= Marilee Shapiro Asher =

American artist (1912–2020)

Marilee Shapiro Asher ( Harris; November 17, 1912 – September 11, 2020) was an American sculptor, author, and survivor of both the Spanish Flu and COVID-19.

==Early life==
Marilee Harris was born on November 17, 1912, in Chicago, one of five children of Frank and Bonnie Harris. She contracted the Spanish Flu when she was six. She started studying sculpture in 1936.

==Career==
Asher had her first solo exhibition at American University in 1947. She exhibited at Smart Museum, Vassar College, Franz Bader Gallery, Washington Studio School, Studio Gallery, the Cosmos Club and Warehouse Gallery.

In the early 2000s, when looking for a less physical form of art, she studied digital art at the Corcoran School of Art and started doing digital photography. In 2010, her photography was displayed at the Iona Guest Show when she was a visiting artist.

Her work is in the permanent collection of the Smithsonian and the Baltimore Museum of Art. In 2019, she was on the Ralph Nader Radio Hour discussing how she maintains her productive life at the age of 106. She wrote an autobiography entitled Dancing in the Wonder of 102 Years.

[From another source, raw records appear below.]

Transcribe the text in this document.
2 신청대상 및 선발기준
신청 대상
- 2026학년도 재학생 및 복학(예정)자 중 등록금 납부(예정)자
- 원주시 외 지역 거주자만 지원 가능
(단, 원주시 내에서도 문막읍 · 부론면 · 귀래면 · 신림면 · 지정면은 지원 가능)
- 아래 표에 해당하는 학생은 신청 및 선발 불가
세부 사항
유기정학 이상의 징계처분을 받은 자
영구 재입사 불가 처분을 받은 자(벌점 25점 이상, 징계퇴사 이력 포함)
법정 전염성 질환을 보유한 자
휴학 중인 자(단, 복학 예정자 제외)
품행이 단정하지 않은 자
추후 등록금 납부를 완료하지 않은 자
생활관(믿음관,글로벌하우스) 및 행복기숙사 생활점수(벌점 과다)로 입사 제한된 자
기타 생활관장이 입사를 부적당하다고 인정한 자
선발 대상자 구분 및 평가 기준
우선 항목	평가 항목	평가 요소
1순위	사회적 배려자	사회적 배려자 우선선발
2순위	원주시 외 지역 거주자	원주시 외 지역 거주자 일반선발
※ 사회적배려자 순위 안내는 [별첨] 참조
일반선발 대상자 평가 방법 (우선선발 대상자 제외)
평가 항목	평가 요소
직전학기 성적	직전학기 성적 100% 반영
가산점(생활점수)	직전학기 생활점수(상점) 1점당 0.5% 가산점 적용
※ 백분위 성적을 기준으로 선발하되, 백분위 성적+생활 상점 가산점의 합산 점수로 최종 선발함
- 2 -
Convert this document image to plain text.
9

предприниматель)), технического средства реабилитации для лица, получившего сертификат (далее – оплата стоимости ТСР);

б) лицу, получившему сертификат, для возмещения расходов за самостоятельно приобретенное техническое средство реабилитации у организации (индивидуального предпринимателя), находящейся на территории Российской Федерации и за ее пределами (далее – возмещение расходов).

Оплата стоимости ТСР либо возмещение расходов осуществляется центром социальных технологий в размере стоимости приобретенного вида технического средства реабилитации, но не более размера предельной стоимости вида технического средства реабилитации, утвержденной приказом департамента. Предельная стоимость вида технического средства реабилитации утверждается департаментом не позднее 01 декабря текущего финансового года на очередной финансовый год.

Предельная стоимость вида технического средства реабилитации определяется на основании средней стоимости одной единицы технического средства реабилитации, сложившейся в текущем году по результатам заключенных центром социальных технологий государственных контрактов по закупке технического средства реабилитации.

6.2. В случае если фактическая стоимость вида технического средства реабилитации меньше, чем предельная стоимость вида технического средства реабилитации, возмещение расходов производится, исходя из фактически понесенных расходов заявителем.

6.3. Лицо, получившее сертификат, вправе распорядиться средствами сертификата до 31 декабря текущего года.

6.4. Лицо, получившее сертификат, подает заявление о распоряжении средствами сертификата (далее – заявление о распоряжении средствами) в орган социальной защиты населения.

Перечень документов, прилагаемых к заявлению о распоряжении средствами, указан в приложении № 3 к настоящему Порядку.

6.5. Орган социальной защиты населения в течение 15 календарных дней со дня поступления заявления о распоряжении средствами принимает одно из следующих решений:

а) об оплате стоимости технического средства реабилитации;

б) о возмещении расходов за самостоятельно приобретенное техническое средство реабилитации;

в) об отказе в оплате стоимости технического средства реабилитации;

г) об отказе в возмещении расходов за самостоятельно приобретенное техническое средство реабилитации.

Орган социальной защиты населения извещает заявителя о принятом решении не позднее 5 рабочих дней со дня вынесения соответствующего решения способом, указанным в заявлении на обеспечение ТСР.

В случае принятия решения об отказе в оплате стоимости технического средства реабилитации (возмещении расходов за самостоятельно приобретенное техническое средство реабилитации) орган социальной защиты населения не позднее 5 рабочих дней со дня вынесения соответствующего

==Personal life and death==
Asher was married twice: first to Bernard Shapiro in 1943, and later to Robert Asher in 1993. She had one son and one daughter from her first marriage. In April 2020, Asher went into the hospital with COVID-19 during the COVID-19 pandemic in Chicago. She spent five days in the hospital, before recovering and returning to the Chevy Chase House, where she lived. She died on September 11, 2020, at age 107.